There are some independent, fundamental Southern Baptists who have left the gospel. They have, for some reason, concluded that the only way Jesus can transform a life is through 'raising a hand' to express a willingness to be saved, to pray a 'sinner's prayer' as a testimony of that willingness, and then 'walking an aisle' during a worship service to 'publicly declare your private prayer.' The notion that people who struggle with sin in their lives and are in need of a Savior are somehow cured by following this peculiar ritual borders on cultic. There is a 'common language,' a 'common experience,' a 'common ritual,' etc... Check out the definition of the word 'cult' and you will see that it is the root word of 'culture.' Southern Baptists have developed a 'culture' of ritual that is ultimately anti-Scriptural and anti-Christ. It makes no difference that there are good motives in the leaders who continue to enforce the ritual upon unsuspecting men and women. Good intentions don't count. When you replace the Person of Jesus Christ with a process, you have lost the gospel. When you cause a sinner to trust in a ritualistic service and not the Risen Savior, you have made the religious convert twice the citizen of hell.
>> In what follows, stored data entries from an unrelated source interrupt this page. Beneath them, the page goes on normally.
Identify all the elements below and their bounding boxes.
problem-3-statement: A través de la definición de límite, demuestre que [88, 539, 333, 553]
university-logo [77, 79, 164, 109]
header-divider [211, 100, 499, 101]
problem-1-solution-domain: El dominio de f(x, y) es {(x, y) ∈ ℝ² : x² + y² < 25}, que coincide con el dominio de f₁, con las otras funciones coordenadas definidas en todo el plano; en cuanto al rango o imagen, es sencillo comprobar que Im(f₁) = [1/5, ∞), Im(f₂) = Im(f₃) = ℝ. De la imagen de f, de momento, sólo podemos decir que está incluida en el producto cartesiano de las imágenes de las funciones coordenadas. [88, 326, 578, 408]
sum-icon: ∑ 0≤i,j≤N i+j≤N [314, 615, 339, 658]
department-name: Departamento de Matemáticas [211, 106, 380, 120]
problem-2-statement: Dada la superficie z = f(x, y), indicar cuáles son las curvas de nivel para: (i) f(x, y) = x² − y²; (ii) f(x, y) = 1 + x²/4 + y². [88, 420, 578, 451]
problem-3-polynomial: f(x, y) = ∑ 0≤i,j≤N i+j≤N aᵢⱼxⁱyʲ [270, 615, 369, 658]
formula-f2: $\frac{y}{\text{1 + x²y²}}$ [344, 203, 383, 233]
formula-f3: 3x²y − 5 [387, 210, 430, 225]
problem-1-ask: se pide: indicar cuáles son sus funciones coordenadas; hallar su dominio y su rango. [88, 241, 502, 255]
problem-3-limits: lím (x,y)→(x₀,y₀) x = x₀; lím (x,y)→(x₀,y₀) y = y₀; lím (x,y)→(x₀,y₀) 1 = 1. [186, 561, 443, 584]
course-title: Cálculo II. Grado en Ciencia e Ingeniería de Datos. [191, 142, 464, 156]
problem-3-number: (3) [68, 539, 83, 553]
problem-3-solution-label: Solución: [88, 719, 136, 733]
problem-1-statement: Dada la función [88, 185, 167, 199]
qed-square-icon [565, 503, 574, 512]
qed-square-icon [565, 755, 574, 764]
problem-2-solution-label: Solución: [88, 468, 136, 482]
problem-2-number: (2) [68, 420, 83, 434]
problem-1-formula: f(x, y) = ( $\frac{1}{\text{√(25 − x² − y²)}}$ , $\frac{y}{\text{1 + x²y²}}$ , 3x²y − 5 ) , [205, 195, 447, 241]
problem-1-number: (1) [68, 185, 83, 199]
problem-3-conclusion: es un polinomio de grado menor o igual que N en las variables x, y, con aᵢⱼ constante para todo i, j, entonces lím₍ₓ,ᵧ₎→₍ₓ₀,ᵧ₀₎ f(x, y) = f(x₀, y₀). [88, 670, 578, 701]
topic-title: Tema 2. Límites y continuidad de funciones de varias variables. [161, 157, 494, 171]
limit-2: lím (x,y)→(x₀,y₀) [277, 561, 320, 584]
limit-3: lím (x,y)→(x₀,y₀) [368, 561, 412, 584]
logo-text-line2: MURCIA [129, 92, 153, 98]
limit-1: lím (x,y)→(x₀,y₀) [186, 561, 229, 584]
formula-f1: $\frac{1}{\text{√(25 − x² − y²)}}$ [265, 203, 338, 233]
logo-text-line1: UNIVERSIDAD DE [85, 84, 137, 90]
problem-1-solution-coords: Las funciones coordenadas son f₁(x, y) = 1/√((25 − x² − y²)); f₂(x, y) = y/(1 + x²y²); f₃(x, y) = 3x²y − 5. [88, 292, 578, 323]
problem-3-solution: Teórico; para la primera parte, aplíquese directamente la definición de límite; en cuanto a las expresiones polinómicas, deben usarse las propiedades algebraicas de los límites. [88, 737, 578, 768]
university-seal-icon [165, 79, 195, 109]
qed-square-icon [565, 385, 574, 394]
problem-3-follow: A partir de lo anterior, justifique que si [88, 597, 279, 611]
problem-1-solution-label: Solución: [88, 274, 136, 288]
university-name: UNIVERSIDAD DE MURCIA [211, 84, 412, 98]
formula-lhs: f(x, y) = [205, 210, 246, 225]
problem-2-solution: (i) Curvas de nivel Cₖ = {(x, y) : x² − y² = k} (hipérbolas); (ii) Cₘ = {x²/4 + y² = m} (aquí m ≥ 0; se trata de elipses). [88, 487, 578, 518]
Massive damage has been done in the Southern Baptist Convention through both children and adults being led to believe that their salvations are tied up in something they do rather than in Person and performance of Jesus Christ on their behalf. It is the righteous life of Christ, the substitutionary death of Christ at Calvary, and the resurrection of Christ from the grave that is to be believed. There is power in the cross. "Asking Jesus into your heart" in a formulatic prayer emphasises a prayer ritual. Believing in what Jesus Christ has done for you as your Savior is transforming faith. Faith in Christ saves, not faith in a ritual. Ritualism in Southern Baptist circles is more damaging than ritualists can ever perceive. Dishonor is given to the name of Christ when our evangelism short cuts the work of the Holy Spirit in conviction, illumination and conversion. Southern Baptist ritualistic evangelism is more damning than an open denial of the gospel. To seek to convince any sinner that a religious ritual magically conveys salvation, instead of patiently and lovingly explaining the message of the good news in Jesus Christ and urging the hearer to simply believe on Christ, is turning the gospel of Christ's kingdom into a carnival sideshow at best or a spiritualized death chamber at worst.
We have more than a few independent, fundamentalists within the Southern Baptist Convention who are attempting to identify problems we have in the SBC in terms of evangelism. Until these highly formulaic evangelists turn from their destructive ritualistic methods, their words are empty and powerless.